È negli anni Ottanta, infatti, che la nostalgia si impossessa nel nostro sguardo sul mondo, diventando non solo un mood ma anche un mode, ossia un’esperienza codificata in un umore collettivo o individuale – pensiamo ai prodotti culturali pop per eccellenza degli anni Ottanta: Grease, Happy Days, Il grande freddo, Ritorno al Futuro, o Bianca, con la sua scuola Marilyn Monroe, parodia della retromania che invade tutto –, ma anche attraverso dispositivi che ci consentono di accedere ai prodotti culturali del passato recente.
I saggi
«Siamo diventati vittime della nostra inarrestabile capacità di immagazzinare, organizzare, utilizzare istantaneamente e condividere una quantità smisurata di dati», scriveva Simon Reynolds, e rischiamo di essere schiacciati dal peso dell’archivio, sepolti in casa dai nostri stessi ricordi che, da un certo momento della storia in poi, sono diventati sempre più accessibili. Come scriveva Fred Davis in Sociologia della nostalgia, saggio nel 1979: «è l’abbondanza di merci visive e sonore a rendere possibile la costruzione di un passato idealizzato».
O per dirla in altre parole, senza scomodare Davis, Jameson e gli altri teorici del postmoderno, è negli anni Ottanta, con la configurazione thatcheriana e reaganiana del there is no alternative, che abbiamo smesso di immaginarci il futuro, piombando in una paralisi creativa che diventa una ricerca ossessiva del bel tempo andato, anche quando il bel tempo in realtà non c’è stato.
Del resto, senza nostalgia non esisterebbe la televisione, che si fonda sul passato e su vecchi format, oltre che su un pubblico di anziani, la vera colonna portante del consumo italiano e dunque target privilegiato delle pubblicità.

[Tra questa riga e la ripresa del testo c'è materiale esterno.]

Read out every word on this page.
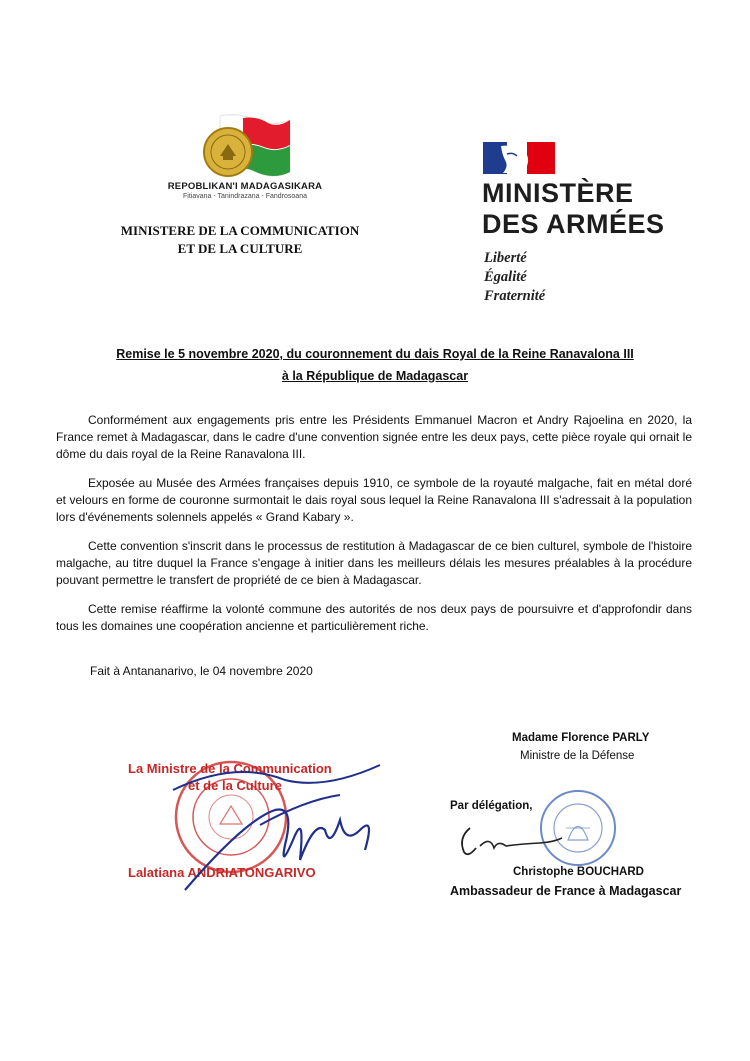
REPOBLIKAN'I MADAGASIKARA
Fitiavana - Tanindrazana - Fandrosoana
MINISTERE DE LA COMMUNICATION
ET DE LA CULTURE
MINISTÈRE
DES ARMÉES
Liberté
Égalité
Fraternité
Remise le 5 novembre 2020, du couronnement du dais Royal de la Reine Ranavalona III
à la République de Madagascar

Conformément aux engagements pris entre les Présidents Emmanuel Macron et Andry Rajoelina en 2020, la France remet à Madagascar, dans le cadre d'une convention signée entre les deux pays, cette pièce royale qui ornait le dôme du dais royal de la Reine Ranavalona III.

Exposée au Musée des Armées françaises depuis 1910, ce symbole de la royauté malgache, fait en métal doré et velours en forme de couronne surmontait le dais royal sous lequel la Reine Ranavalona III s'adressait à la population lors d'événements solennels appelés « Grand Kabary ».

Cette convention s'inscrit dans le processus de restitution à Madagascar de ce bien culturel, symbole de l'histoire malgache, au titre duquel la France s'engage à initier dans les meilleurs délais les mesures préalables à la procédure pouvant permettre le transfert de propriété de ce bien à Madagascar.

Cette remise réaffirme la volonté commune des autorités de nos deux pays de poursuivre et d'approfondir dans tous les domaines une coopération ancienne et particulièrement riche.

Fait à Antananarivo, le 04 novembre 2020
La Ministre de la Communication
et de la Culture
Lalatiana ANDRIATONGARIVO
Madame Florence PARLY
Ministre de la Défense
Par délégation,
Christophe BOUCHARD
Ambassadeur de France à Madagascar
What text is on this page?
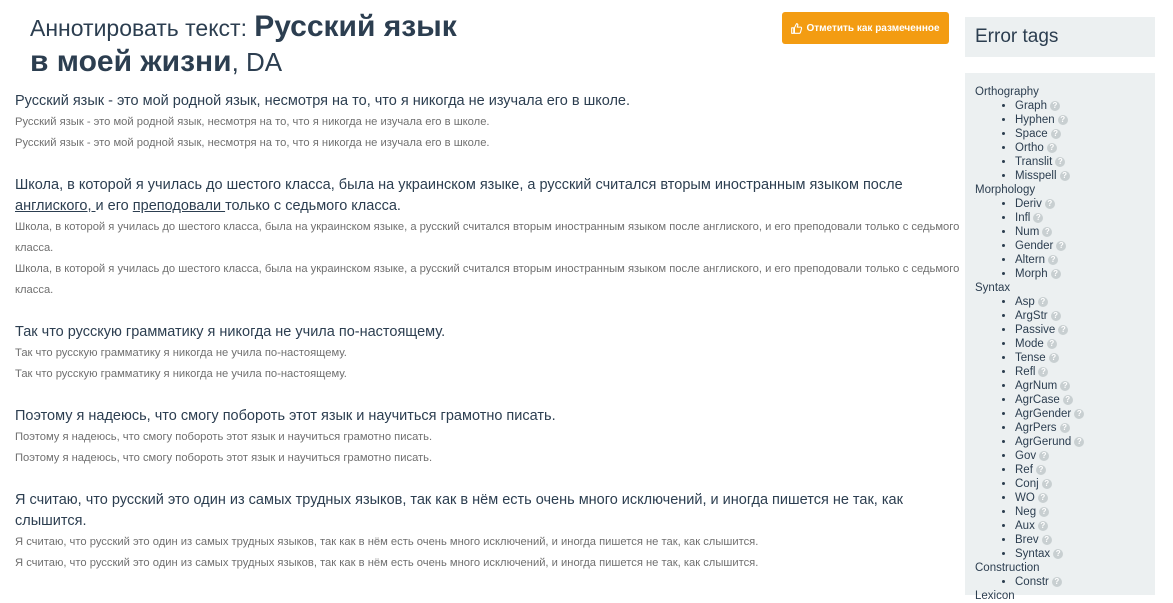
Аннотировать текст: Русский язык
в моей жизни, DA
Отметить как размеченное
Русский язык - это мой родной язык, несмотря на то, что я никогда не изучала его в школе.
Русский язык - это мой родной язык, несмотря на то, что я никогда не изучала его в школе.
Русский язык - это мой родной язык, несмотря на то, что я никогда не изучала его в школе.
Школа, в которой я училась до шестого класса, была на украинском языке, а русский считался вторым иностранным языком после англиского, и его преподовали только с седьмого класса.
Школа, в которой я училась до шестого класса, была на украинском языке, а русский считался вторым иностранным языком после англиского, и его преподовали только с седьмого класса.
Школа, в которой я училась до шестого класса, была на украинском языке, а русский считался вторым иностранным языком после англиского, и его преподовали только с седьмого класса.
Так что русскую грамматику я никогда не учила по-настоящему.
Так что русскую грамматику я никогда не учила по-настоящему.
Так что русскую грамматику я никогда не учила по-настоящему.
Поэтому я надеюсь, что смогу побороть этот язык и научиться грамотно писать.
Поэтому я надеюсь, что смогу побороть этот язык и научиться грамотно писать.
Поэтому я надеюсь, что смогу побороть этот язык и научиться грамотно писать.
Я считаю, что русский это один из самых трудных языков, так как в нём есть очень много исключений, и иногда пишется не так, как слышится.
Я считаю, что русский это один из самых трудных языков, так как в нём есть очень много исключений, и иногда пишется не так, как слышится.
Я считаю, что русский это один из самых трудных языков, так как в нём есть очень много исключений, и иногда пишется не так, как слышится.
Error tags
Orthography
• Graph ?
• Hyphen ?
• Space ?
• Ortho ?
• Translit ?
• Misspell ?
Morphology
• Deriv ?
• Infl ?
• Num ?
• Gender ?
• Altern ?
• Morph ?
Syntax
• Asp ?
• ArgStr ?
• Passive ?
• Mode ?
• Tense ?
• Refl ?
• AgrNum ?
• AgrCase ?
• AgrGender ?
• AgrPers ?
• AgrGerund ?
• Gov ?
• Ref ?
• Conj ?
• WO ?
• Neg ?
• Aux ?
• Brev ?
• Syntax ?
Construction
• Constr ?
Lexicon
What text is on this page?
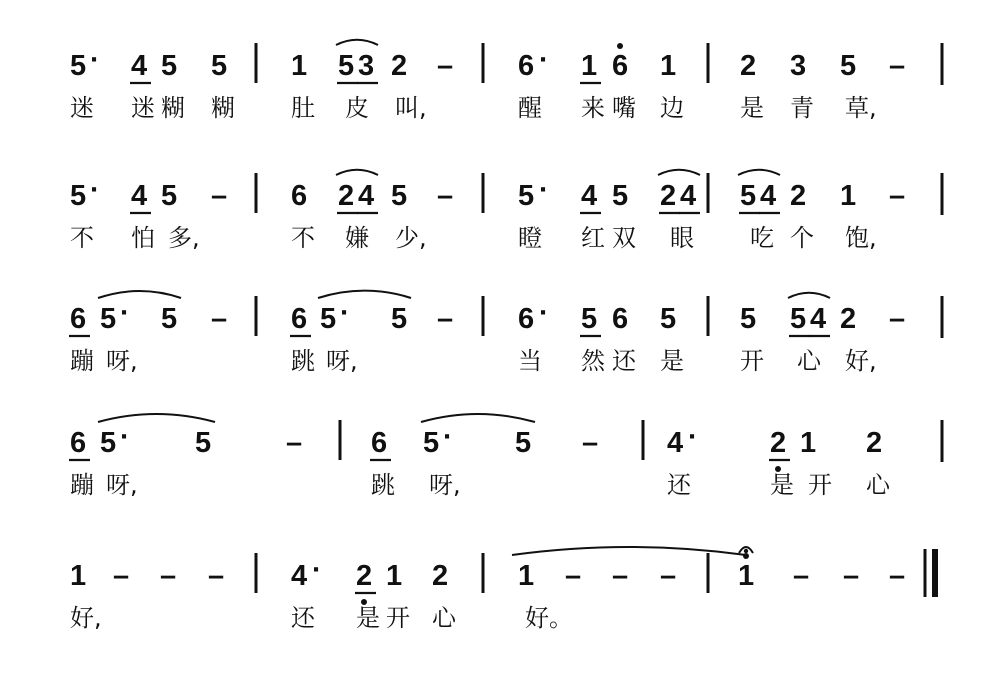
5 · 4 5 5 1 5 3 2 – 6 · 1 6 1 2 3 5 –
迷 迷 糊 糊 肚 皮 叫,	醒 来 嘴 边 是 青 草,
5 · 4 5 – 6 2 4 5 – 5 · 4 5 2 4 5 4 2 1 –
不 怕 多,	不 嫌 少,	瞪 红 双 眼 吃 个 饱,
6 5 · 5 – 6 5 · 5 – 6 · 5 6 5 5 5 4 2 –
蹦 呀,	跳 呀,	当 然 还 是 开 心 好,
6 5 · 5	– 6 5 · 5 – 4 · 2 1 2
蹦 呀,	跳 呀,	还	是 开 心
1 – – – 4 · 2 1 2 1 – – – 1 – – –
好,	还 是 开 心	好。
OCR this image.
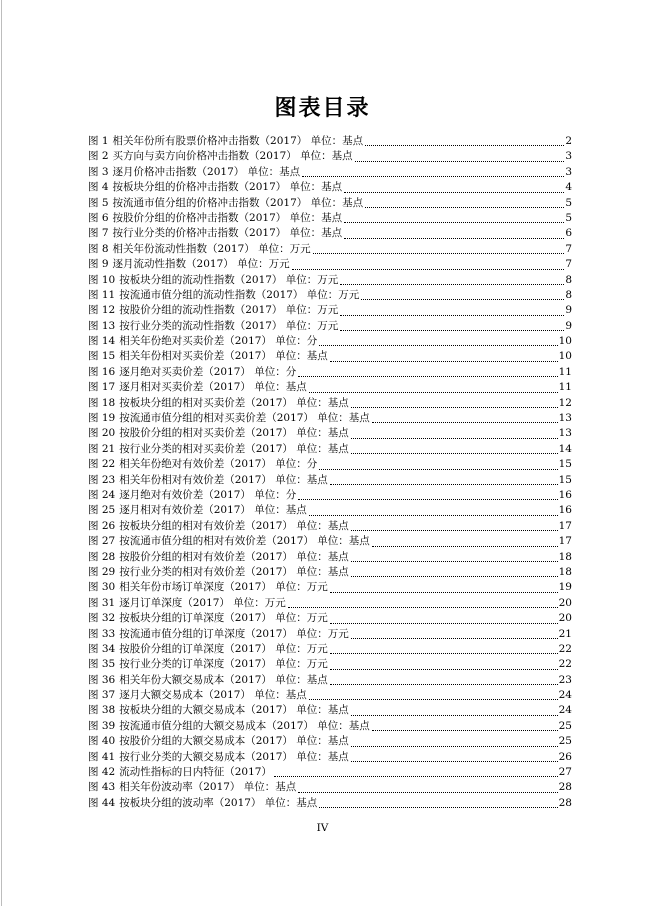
图表目录
图 1 相关年份所有股票价格冲击指数（2017） 单位：基点	2
图 2 买方向与卖方向价格冲击指数（2017） 单位：基点	3
图 3 逐月价格冲击指数（2017） 单位：基点	3
图 4 按板块分组的价格冲击指数（2017） 单位：基点	4
图 5 按流通市值分组的价格冲击指数（2017） 单位：基点	5
图 6 按股价分组的价格冲击指数（2017） 单位：基点	5
图 7 按行业分类的价格冲击指数（2017） 单位：基点	6
图 8 相关年份流动性指数（2017） 单位：万元	7
图 9 逐月流动性指数（2017） 单位：万元	7
图 10 按板块分组的流动性指数（2017） 单位：万元	8
图 11 按流通市值分组的流动性指数（2017） 单位：万元	8
图 12 按股价分组的流动性指数（2017） 单位：万元	9
图 13 按行业分类的流动性指数（2017） 单位：万元	9
图 14 相关年份绝对买卖价差（2017） 单位：分	10
图 15 相关年份相对买卖价差（2017） 单位：基点	10
图 16 逐月绝对买卖价差（2017） 单位：分	11
图 17 逐月相对买卖价差（2017） 单位：基点	11
图 18 按板块分组的相对买卖价差（2017） 单位：基点	12
图 19 按流通市值分组的相对买卖价差（2017） 单位：基点	13
图 20 按股价分组的相对买卖价差（2017） 单位：基点	13
图 21 按行业分类的相对买卖价差（2017） 单位：基点	14
图 22 相关年份绝对有效价差（2017） 单位：分	15
图 23 相关年份相对有效价差（2017） 单位：基点	15
图 24 逐月绝对有效价差（2017） 单位：分	16
图 25 逐月相对有效价差（2017） 单位：基点	16
图 26 按板块分组的相对有效价差（2017） 单位：基点	17
图 27 按流通市值分组的相对有效价差（2017） 单位：基点	17
图 28 按股价分组的相对有效价差（2017） 单位：基点	18
图 29 按行业分类的相对有效价差（2017） 单位：基点	18
图 30 相关年份市场订单深度（2017） 单位：万元	19
图 31 逐月订单深度（2017） 单位：万元	20
图 32 按板块分组的订单深度（2017） 单位：万元	20
图 33 按流通市值分组的订单深度（2017） 单位：万元	21
图 34 按股价分组的订单深度（2017） 单位：万元	22
图 35 按行业分类的订单深度（2017） 单位：万元	22
图 36 相关年份大额交易成本（2017） 单位：基点	23
图 37 逐月大额交易成本（2017） 单位：基点	24
图 38 按板块分组的大额交易成本（2017） 单位：基点	24
图 39 按流通市值分组的大额交易成本（2017） 单位：基点	25
图 40 按股价分组的大额交易成本（2017） 单位：基点	25
图 41 按行业分类的大额交易成本（2017） 单位：基点	26
图 42 流动性指标的日内特征（2017）	27
图 43 相关年份波动率（2017） 单位：基点	28
图 44 按板块分组的波动率（2017） 单位：基点	28
IV
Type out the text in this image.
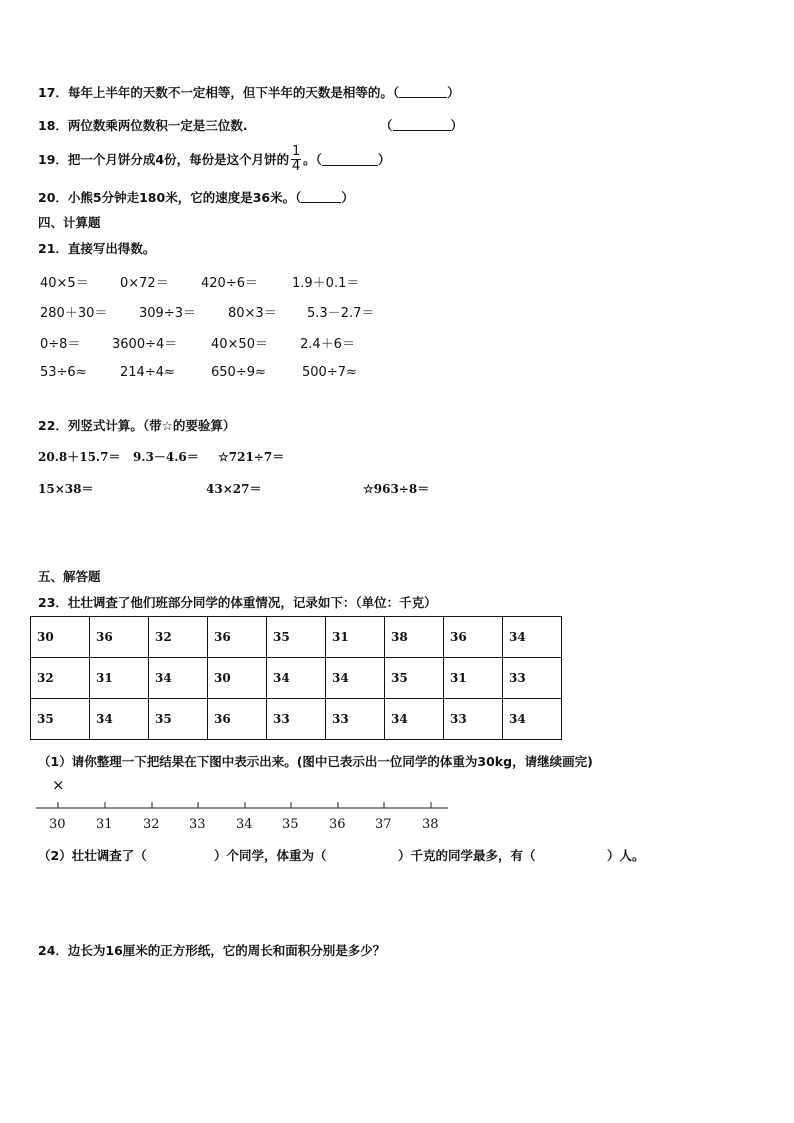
17．每年上半年的天数不一定相等，但下半年的天数是相等的。（	）
18．两位数乘两位数积一定是三位数.	（	）
19． 把一个月饼分成4份，每份是这个月饼的 $\frac{1}{4}$ 。（	）
20．小熊5分钟走180米，它的速度是36米。（	）
四、计算题
21．直接写出得数。
40×5＝ 0×72＝ 420÷6＝	1.9＋0.1＝
280＋30＝ 309÷3＝ 80×3＝ 5.3－2.7＝
0÷8＝ 3600÷4＝	40×50＝ 2.4＋6＝
53÷6≈	214÷4≈	650÷9≈	500÷7≈
22．列竖式计算。（带☆的要验算）
20.8＋15.7＝ 9.3－4.6＝ ☆721÷7＝
15×38＝	43×27＝	☆963÷8＝
五、解答题
23．壮壮调查了他们班部分同学的体重情况，记录如下：（单位：千克）
30	36	32	36	35	31	38	36	34
32	31	34	30	34	34	35	31	33
35	34	35	36	33	33	34	33	34
（1）请你整理一下把结果在下图中表示出来。(图中已表示出一位同学的体重为30kg，请继续画完)
×
30 31 32 33 34 35 36 37 38
（2）壮壮调查了（	）个同学，体重为（	）千克的同学最多，有（	）人。
24．边长为16厘米的正方形纸，它的周长和面积分别是多少？
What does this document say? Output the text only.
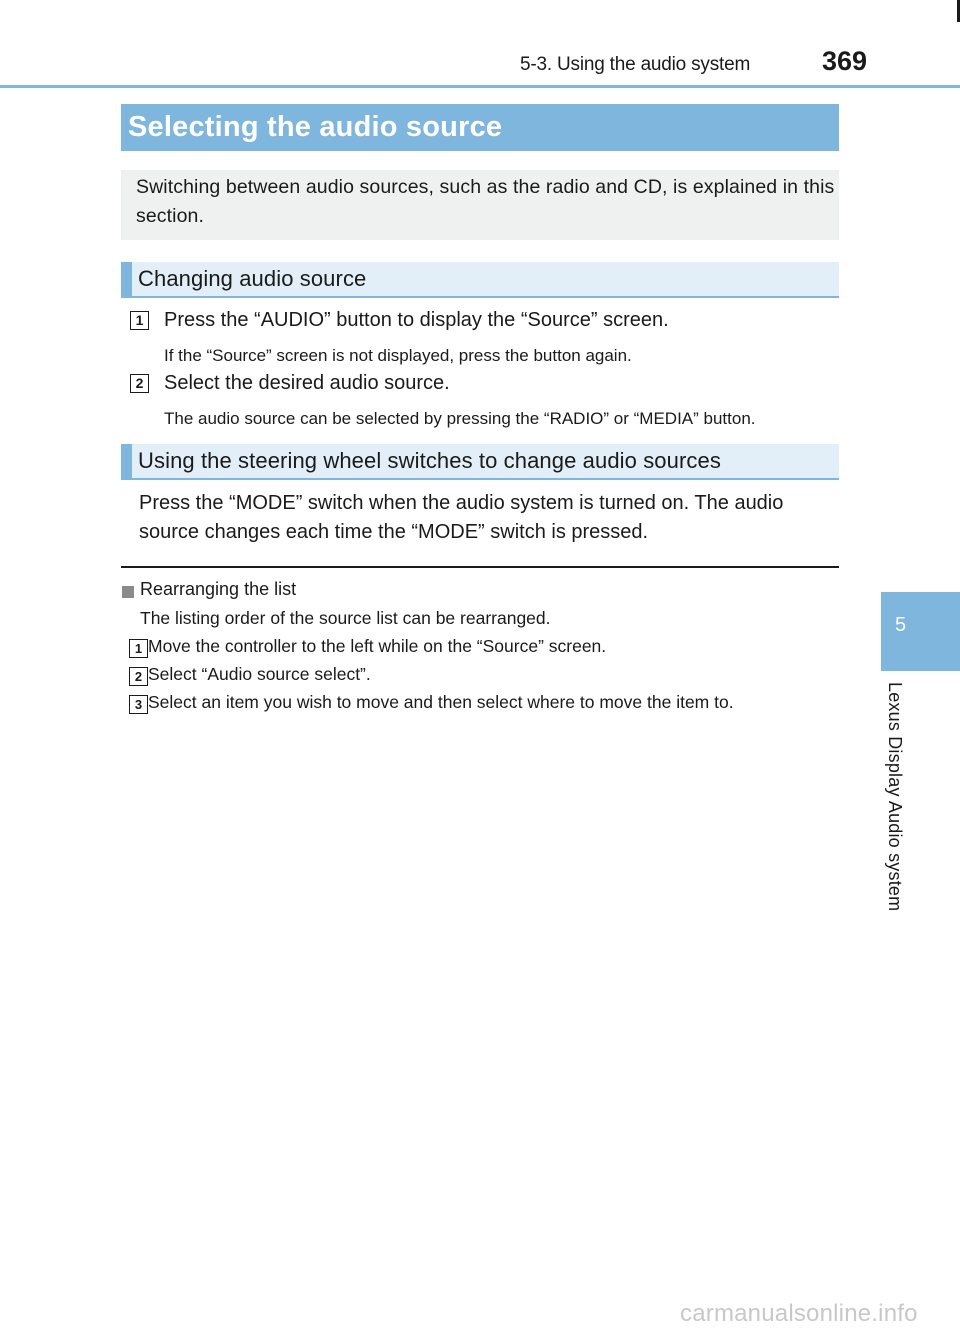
5-3. Using the audio system	369
Selecting the audio source

Switching between audio sources, such as the radio and CD, is explained in this section.

Changing audio source
1 Press the “AUDIO” button to display the “Source” screen.
If the “Source” screen is not displayed, press the button again.
2 Select the desired audio source.
The audio source can be selected by pressing the “RADIO” or “MEDIA” button.
Using the steering wheel switches to change audio sources

Press the “MODE” switch when the audio system is turned on. The audio source changes each time the “MODE” switch is pressed.

Rearranging the list
The listing order of the source list can be rearranged.
1 Move the controller to the left while on the “Source” screen.
2 Select “Audio source select”.
3 Select an item you wish to move and then select where to move the item to.
5
Lexus Display Audio system
carmanualsonline.info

Come spiegano Palmieri e Greco, citando dati Istat, «non crediamo di esagerare nel dire che la ricchezza del paese è in buona parte nelle mani dei sessantenni».
E dunque, l’importante non è tanto esserci stati ma credere di esserci stati, e persino una nevicata che mise in ginocchio il paese può diventare un concetto da mitizzare, in quanto unico momento disponibile per l’uomo italiano postmoderno di interrompere la sua attività frenetica nel tardo capitalismo della Milano da bere.
Il senso per la neve
La neve che, più che un agente atmosferico, diventa uno status symbol, nel decennio delle settimane bianche e dei Natali a Cortina, quando Moon Boot e montoni si fanno largo nell’immaginario collettivo della vacanza invernale, un lusso che in precedenza si potevano permettere solo le classi più abbienti.
La neve che, col suo candore innocente, incarna quel senso di concordia partecipe e spensierata, in opposizione alla violenza delle richieste per il cambiamento sociale dei decenni precedenti: la società non esiste, diceva Margaret Thatcher, e dunque perché le persone dovrebbero guardare al di là della propria individualità?
Ne riparleremo nel 2060, quando saranno passati quarant’anni dal lockdown, e forse, come per il trentennale del 1985, nel 2015, in cui tutti gli aspetti negativi e disastrosi di questo evento sono stati sostituiti con celebrazioni affettuose e romantiche, il ricordo sarà edulcorato dai bei momenti in cui cantavamo in balcone, quando cucinavamo torte e biscotti, e finalmente riuscivamo a passare del tempo insieme, genitori e figli, mariti e mogli, non più divisi dalla routine e dal pendolarismo quotidiano.
Tornando dunque al punto da dove siamo partiti, la risposta al perché tutto ciò avviene la potremmo trovare sempre in quella frase, «you don’t hate mondays, you hate capitalism», late capitalism aggiungerei: non è tanto la neve che blocca l’Italia a essere un ricordo di felicità o il coprifuoco una scusa per volersi bene, è il sistema in cui siamo impantanati da quarant’anni a farci credere che non esista un’alternativa se non un cataclisma per riprenderci i nostri spazi, un po’ come le paperelle sui Navigli e i cigni nel Tevere.